Direniş ve Diriliş Bölgelerimiz

DİRENİŞ VE DİRİLİŞ BÖLGELERİMİZ

Paylaş:

Kamboçya, Asya’nın Hindistan’la Çin arasında kalan ve bu yüzden “Hindiçini” olarak anılan bölgesinde yer alır. Küçük ve fakir bir ülkedir. Çok büyük bir bölümü okuma-yazma bilmeyen Kamboçya halkının ezici çoğunluğu, yüz yıllardır tarımla geçinmektedir. Kamboçya nüfusunun büyük bir çoğunluğu, bölgenin en eski etnik grubu olan Khmer’lerden oluşur. Çinliler ve Budistler de ülkenin önemli azınlık gruplarıdır. Bir diğer azınlık grubunu ise Müslümanlar oluşturur.

İslam dini, Kamboçya’ya deniz yolu ile gelen Müslüman tüccar ve yolcular vasıtası ile girmiştir. Kamboçya Müslümanlarının geneli Siyam ırkına mensuptur. Tarihte bir krallık kuran Siyam Müslümanları savaşlar ve istilalar sonucunda yıkılmış, sadece tarihten kalma 75 adet mescit 1975 yılına kadar ayakta kalmıştır.

Çin’in desteğiyle iktidara gelmiş ve Maoculuğu yöntem olarak benimsemiş bir ülke olan Kamboçya’daki Kızıl Khmer iktidarı acımasız rejimlerden biridir. Kamboçya Müslümanlarının İslam kimlikleriyle ilgili bağları, bu komünist rejim sırasında tamamen ortadan kaldırılmak istenmiştir.

Uzun yıllar Kamboçya ormanlarında örgütlenen ve iktidar hayalleri kuran Kızıl Khmerler, 1975’te bu rüyalarına kavuşmulardır. İktidara geldikten sonra da tarihte hiç görülmemiş boyutlarda totaliter ve zalim bir rejim kurmuşlardır. Kızıl Khmer rejimi, ülke için yapılması gereken tek komünist görevin, pirinç tarlalarında ölesiye çalışmak olduğuna karar vermiş ve tüm Kamboçya nüfusunu tarlalarda çalıştırmaya başlamıştır. Şehirlerde yaşayan on binlerce insan -devlet adamları, bürokratlar, öğretmenler, aydınlar- köylere sürülmüş ve oluşturulan kollektif çiftliklerde çok ağır şartlarda çalıştırılmaya başlanmıştır.

Çalışma sırasında gevşek davranmak, toplanan ürünlerden bir parça bile olsun izinsiz olarak yemek veya herhangi bir dini ibadette bulunmak, komünist devrime “isyan” sayılmış ve bu bahanelerle her dakika insan öldürülmeye başlanmıştır.

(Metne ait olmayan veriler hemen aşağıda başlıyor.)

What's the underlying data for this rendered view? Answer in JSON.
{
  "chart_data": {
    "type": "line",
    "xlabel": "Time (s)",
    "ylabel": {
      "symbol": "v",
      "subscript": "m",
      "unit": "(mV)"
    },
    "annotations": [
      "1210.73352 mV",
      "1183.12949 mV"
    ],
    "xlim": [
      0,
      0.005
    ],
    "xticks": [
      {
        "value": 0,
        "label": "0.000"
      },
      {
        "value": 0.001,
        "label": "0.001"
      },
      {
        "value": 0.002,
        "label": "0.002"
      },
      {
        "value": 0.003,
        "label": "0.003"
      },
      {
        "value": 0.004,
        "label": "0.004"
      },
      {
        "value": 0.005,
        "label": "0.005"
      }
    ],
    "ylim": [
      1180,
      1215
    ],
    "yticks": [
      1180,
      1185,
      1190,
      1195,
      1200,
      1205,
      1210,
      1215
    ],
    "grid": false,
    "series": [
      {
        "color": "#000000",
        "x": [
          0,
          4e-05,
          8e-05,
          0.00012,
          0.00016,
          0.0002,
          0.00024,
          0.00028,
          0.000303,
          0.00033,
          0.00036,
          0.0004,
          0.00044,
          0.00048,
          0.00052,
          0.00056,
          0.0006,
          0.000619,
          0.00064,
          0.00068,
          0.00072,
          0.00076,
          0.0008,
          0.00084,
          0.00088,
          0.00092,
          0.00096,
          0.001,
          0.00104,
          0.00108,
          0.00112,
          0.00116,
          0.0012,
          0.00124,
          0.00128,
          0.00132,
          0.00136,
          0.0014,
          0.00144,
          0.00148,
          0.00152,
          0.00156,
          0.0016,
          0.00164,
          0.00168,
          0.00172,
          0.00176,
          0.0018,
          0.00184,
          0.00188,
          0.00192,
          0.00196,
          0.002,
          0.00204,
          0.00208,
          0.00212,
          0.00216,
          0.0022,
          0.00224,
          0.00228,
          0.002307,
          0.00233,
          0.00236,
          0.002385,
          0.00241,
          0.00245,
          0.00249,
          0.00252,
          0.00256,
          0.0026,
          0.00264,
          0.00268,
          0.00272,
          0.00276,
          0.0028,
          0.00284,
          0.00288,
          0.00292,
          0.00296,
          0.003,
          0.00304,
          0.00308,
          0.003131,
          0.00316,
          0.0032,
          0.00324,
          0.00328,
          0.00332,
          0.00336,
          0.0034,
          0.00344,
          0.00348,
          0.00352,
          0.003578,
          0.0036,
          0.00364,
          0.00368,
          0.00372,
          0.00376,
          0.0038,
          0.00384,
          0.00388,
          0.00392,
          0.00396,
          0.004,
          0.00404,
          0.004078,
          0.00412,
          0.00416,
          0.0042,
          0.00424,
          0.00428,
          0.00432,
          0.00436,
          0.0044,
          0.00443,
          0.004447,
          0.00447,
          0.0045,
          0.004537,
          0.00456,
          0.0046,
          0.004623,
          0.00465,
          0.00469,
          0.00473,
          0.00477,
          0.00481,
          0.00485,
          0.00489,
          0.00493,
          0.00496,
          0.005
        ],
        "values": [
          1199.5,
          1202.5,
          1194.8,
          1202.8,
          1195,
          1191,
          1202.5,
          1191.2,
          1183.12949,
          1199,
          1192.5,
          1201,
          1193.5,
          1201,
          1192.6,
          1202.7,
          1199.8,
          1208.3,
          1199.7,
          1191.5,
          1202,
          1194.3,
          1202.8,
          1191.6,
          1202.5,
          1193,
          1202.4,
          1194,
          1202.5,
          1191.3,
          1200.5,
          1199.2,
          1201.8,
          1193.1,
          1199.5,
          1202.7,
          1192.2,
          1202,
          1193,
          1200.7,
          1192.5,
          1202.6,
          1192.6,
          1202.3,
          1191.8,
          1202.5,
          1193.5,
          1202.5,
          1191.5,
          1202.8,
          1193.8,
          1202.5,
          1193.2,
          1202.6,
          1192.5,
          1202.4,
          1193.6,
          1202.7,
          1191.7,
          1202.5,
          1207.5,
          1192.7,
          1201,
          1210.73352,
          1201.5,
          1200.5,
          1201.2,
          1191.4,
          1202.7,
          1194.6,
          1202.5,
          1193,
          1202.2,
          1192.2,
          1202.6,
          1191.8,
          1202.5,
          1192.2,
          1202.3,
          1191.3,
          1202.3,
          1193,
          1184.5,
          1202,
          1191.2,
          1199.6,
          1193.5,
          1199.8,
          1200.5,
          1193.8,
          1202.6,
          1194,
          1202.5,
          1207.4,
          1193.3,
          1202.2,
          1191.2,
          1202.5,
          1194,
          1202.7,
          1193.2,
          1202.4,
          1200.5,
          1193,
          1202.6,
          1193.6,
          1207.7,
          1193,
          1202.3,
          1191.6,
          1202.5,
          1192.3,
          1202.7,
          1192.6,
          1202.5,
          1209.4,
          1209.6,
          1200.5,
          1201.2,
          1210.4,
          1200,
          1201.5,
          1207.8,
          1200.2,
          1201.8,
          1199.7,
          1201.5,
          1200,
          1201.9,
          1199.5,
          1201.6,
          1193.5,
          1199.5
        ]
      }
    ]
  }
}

Pirinç tarlaları, 1975-79 yılları arasında “ölüm tarlalarına” dönüşmüştür. Nüfusu 9 milyon olan ülkede, yaklaşık 3 milyon kişi, kafasına kurşun sıkılarak, kafatası baltayla parçalanarak, başından torba geçirilip boğularak veya açlığa mahkûm edilerek öldürülmüştür.

Kamboçya’da Müslümanların dinlerini yaşamaları, Arapça harf kullanmaları, ibadet etmeleri yasaklandı. Bu yasaklara uymayanlara ise çok şiddetli cezalar verilerek idam edildi. Gün geçtikçe daha da fakirleşen halkın tüm mallarına, şehir merkezlerindeki dükkânlarına devlet tarafından el konuldu ve hiçbir hak iddia edemeyen halk bir anda fakirleşti. Müslüman Siyam halkının Kamboçya yönetiminin bu baskılarına direnecek hiç bir gücü yoktu. Tek yol bu zulümden hicret etmek...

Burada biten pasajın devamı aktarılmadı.